Friday, April 18, 2014

Abstract-Injection Molding of Free-Standing, Three-Dimensional, All-Metal Terahertz Metamaterials



Injection Molding of Free-Standing, Three-Dimensional, All-Metal Terahertz Metamaterialshttp://onlinelibrary.wiley.com/doi/10.1002/adom.201400094/abstract

  1. Jinqi Wang1
  2. Shuchang Liu1
  3. Sivaraman Guruswamy2 and
  4. Ajay Nahata1,*
Article first published online: 17 APR 2014
DOI: 10.1002/adom.201400094
Fabrication of free-standing two- and three-dimensional terahertz meta­materials is demonstrated via injection molding of gallium, a metal that melts at temperatures just slightly above room temperature. Molds are created by inscribing the desired microchannel geometries in one or two polydimethylsiloxane (PDMS) films using conventional soft lithography techniques and then reversibly bonding the two films together using van der Waals forces.
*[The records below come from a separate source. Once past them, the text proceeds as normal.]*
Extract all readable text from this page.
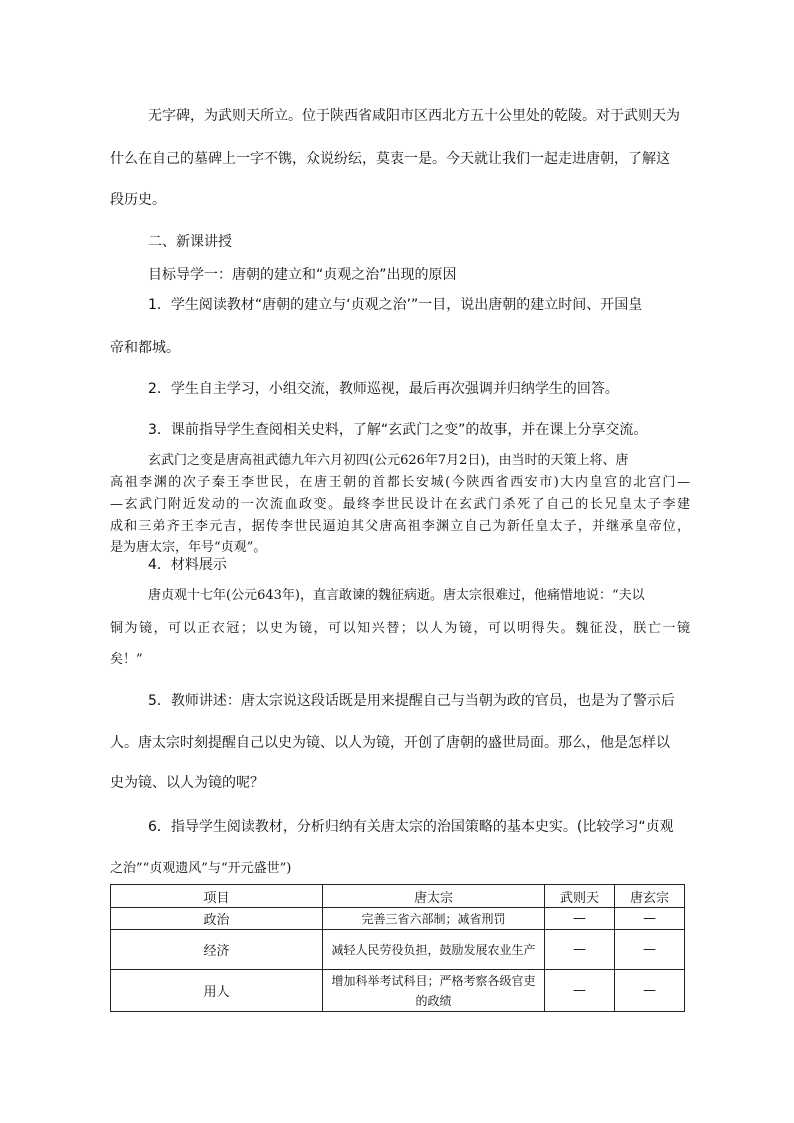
无字碑，为武则天所立。位于陕西省咸阳市区西北方五十公里处的乾陵。对于武则天为
什么在自己的墓碑上一字不镌，众说纷纭，莫衷一是。今天就让我们一起走进唐朝，了解这
段历史。
二、新课讲授
目标导学一：唐朝的建立和“贞观之治”出现的原因
1．学生阅读教材“唐朝的建立与‘贞观之治’”一目，说出唐朝的建立时间、开国皇
帝和都城。
2．学生自主学习，小组交流，教师巡视，最后再次强调并归纳学生的回答。
3．课前指导学生查阅相关史料，了解“玄武门之变”的故事，并在课上分享交流。
玄武门之变是唐高祖武德九年六月初四(公元626年7月2日)，由当时的天策上将、唐
高祖李渊的次子秦王李世民，在唐王朝的首都长安城(今陕西省西安市)大内皇宫的北宫门—
—玄武门附近发动的一次流血政变。最终李世民设计在玄武门杀死了自己的长兄皇太子李建
成和三弟齐王李元吉，据传李世民逼迫其父唐高祖李渊立自己为新任皇太子，并继承皇帝位，
是为唐太宗，年号“贞观”。
4．材料展示
唐贞观十七年(公元643年)，直言敢谏的魏征病逝。唐太宗很难过，他痛惜地说：“夫以
铜为镜，可以正衣冠；以史为镜，可以知兴替；以人为镜，可以明得失。魏征没，朕亡一镜
矣！”
5．教师讲述：唐太宗说这段话既是用来提醒自己与当朝为政的官员，也是为了警示后
人。唐太宗时刻提醒自己以史为镜、以人为镜，开创了唐朝的盛世局面。那么，他是怎样以
史为镜、以人为镜的呢？
6．指导学生阅读教材，分析归纳有关唐太宗的治国策略的基本史实。(比较学习“贞观
之治”“贞观遗风”与“开元盛世”)
项目	唐太宗	武则天	唐玄宗
政治	完善三省六部制；减省刑罚	—	—
经济	减轻人民劳役负担，鼓励发展农业生产	—	—
用人	增加科举考试科目；严格考察各级官吏的政绩	—	—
After heating gallium above its melting point (∼30 °C), the liquid metal is injected into the mold. Surprisingly, the metal does not solidify even after cooling the filled mold at −16 °C for 24 h. However, when the liquid metal comes into contact with solid gallium at room temperature, the entire metal device solidifies within the mold immediately. The PDMS films can then be peeled away, yielding a free-standing solid gallium structure. A 2D split ring resonator-based metamaterial is fabricated and three different approaches for creating 3D metamaterials are demonstrated: a multilayer stack, a manually folded structure that maintains its shape after folding, and a directly injection molded 3D structure. The transmission properties of these devices are measured using terahertz time-domain spectroscopy and are shown to not suffer from limitations imposed by substrates.